Through so many of the stories of our faith we forget that. We spend our time in awe of Christ, our Lord at the expense of really embracing and understanding the humility and the humanity of Jesus, our brother.

If all you remember from the story of Lazarus is that Christ brought him back to life, you’re really missing something. Jesus was not JUST God. Jesus was a human being. He was a part of a community. And when encountering the suffering of one of his own, he suffered, too.

“Jesus began to weep.”

The whole experience was a lesson for Mary and Martha and all the community - Jesus is always a teacher. The raising of Lazarus was a miracle, certainly. That divine essence is recounted time and again through the gospels. But beneath the teacher and the miracle worker is something more. Something we too often forget. Something human.

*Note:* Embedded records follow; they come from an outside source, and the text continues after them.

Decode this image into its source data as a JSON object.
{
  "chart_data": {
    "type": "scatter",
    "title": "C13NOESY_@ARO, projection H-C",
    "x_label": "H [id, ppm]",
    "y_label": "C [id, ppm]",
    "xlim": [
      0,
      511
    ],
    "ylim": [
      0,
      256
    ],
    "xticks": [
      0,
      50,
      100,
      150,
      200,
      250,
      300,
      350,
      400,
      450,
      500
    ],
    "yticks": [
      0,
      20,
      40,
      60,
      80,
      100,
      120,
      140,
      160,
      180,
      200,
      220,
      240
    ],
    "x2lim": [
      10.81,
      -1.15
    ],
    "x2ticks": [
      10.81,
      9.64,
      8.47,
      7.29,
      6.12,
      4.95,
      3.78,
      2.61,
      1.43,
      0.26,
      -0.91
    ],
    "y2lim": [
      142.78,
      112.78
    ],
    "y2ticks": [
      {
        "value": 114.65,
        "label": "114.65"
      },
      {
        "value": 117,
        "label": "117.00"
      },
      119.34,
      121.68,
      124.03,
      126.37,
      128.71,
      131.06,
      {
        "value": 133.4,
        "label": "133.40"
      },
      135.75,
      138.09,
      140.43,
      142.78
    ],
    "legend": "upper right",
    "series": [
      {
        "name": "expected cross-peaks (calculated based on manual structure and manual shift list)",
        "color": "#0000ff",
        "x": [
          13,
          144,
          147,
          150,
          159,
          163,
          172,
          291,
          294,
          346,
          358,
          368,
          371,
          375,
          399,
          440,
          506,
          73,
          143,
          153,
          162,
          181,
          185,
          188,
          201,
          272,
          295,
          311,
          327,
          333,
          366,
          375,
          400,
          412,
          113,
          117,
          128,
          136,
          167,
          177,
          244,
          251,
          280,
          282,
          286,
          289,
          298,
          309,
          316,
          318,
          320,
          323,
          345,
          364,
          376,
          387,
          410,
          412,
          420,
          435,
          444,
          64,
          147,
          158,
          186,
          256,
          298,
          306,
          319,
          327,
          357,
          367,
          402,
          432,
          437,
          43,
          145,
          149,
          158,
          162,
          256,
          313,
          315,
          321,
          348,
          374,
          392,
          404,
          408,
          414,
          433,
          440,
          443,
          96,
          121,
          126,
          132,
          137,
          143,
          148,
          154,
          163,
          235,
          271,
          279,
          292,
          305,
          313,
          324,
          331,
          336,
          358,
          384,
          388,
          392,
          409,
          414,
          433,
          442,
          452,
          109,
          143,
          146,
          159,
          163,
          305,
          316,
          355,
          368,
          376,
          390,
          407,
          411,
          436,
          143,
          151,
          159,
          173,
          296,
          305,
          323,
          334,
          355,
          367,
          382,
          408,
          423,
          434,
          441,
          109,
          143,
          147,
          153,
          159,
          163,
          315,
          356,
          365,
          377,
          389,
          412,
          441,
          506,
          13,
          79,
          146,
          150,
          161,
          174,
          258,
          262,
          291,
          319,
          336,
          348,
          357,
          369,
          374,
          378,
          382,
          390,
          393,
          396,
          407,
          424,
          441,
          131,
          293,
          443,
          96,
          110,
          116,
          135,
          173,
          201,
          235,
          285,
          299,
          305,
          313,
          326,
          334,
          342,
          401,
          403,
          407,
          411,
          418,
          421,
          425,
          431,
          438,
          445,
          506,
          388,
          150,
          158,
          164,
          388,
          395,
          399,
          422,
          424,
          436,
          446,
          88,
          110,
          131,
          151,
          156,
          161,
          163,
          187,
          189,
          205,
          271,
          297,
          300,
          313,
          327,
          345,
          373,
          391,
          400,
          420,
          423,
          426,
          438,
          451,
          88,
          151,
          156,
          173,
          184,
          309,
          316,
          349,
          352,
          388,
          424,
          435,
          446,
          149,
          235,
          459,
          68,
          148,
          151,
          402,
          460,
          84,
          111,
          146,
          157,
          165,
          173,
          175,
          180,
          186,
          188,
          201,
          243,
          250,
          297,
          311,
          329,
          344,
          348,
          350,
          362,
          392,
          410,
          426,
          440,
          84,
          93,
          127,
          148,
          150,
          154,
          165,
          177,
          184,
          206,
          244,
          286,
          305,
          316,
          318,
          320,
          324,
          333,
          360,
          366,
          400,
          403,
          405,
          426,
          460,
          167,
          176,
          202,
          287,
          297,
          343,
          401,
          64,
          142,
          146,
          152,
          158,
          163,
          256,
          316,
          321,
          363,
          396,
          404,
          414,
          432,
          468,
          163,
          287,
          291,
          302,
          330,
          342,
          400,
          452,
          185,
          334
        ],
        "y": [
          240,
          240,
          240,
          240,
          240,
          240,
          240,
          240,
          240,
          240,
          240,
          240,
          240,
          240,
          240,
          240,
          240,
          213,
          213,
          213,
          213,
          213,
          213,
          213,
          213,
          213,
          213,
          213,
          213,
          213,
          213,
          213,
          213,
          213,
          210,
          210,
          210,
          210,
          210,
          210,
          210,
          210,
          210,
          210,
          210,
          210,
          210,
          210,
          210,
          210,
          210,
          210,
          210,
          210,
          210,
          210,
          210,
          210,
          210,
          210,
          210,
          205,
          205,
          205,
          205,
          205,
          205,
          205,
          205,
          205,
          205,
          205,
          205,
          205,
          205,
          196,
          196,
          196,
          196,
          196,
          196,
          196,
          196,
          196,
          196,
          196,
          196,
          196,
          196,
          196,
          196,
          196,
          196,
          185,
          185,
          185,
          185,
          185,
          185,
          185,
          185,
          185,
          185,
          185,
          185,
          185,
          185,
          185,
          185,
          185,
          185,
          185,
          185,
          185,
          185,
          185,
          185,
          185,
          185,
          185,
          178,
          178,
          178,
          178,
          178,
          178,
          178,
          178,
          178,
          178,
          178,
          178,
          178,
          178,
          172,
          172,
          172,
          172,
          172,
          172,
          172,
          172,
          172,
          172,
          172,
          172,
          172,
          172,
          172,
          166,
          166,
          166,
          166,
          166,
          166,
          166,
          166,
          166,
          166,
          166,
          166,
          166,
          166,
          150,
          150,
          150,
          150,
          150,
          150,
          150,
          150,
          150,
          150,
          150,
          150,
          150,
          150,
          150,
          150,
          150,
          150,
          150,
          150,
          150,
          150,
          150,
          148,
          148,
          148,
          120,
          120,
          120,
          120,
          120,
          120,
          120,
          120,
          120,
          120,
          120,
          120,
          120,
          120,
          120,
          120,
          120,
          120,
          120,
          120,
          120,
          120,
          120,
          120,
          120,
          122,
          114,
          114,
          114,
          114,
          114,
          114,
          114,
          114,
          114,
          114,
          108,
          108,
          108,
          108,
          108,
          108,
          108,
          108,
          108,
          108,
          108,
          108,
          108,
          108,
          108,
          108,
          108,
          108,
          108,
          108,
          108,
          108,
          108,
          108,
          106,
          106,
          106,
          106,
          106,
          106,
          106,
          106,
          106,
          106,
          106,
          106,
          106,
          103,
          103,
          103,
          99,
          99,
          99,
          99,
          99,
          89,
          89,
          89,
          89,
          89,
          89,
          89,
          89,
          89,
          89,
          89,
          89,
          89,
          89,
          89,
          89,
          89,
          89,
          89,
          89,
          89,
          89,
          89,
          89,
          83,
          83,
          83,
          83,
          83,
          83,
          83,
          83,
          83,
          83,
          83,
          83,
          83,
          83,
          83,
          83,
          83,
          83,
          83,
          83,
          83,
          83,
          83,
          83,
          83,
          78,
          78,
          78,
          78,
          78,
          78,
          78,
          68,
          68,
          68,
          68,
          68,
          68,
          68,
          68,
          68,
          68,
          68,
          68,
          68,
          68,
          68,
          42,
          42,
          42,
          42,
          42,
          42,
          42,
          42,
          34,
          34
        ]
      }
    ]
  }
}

And though we rarely think about it in exactly this way, perhaps that’s why Lent can make such sense to so many of us. Lessons are often lost on our feeble attempts at understanding and the kinds of miracles we read about seem too outrageous to fully wrap our minds around the concepts. But humanity is real. We have no doubt.

It’s that humanity that connects us to God.

It has been a great sadness for me to have missed so much of this Lenten journey with you in the way that I’d imagined we would share it. But unfortunately, my own humanity got in the way for a little while. But I’m glad to be back with you - my community - as we take these final steps through the wilderness on the road to resurrection.

We’re getting close now. Bethany is just two miles away. Jerusalem is just over the next hill.

These last steps will long and tiring, but together, we can make it. Together, our community is stronger than anyone’s humble humanity.

On we go. Amen.


Well done, Jon. Welcome back to the pulpit and the altar, where you belong.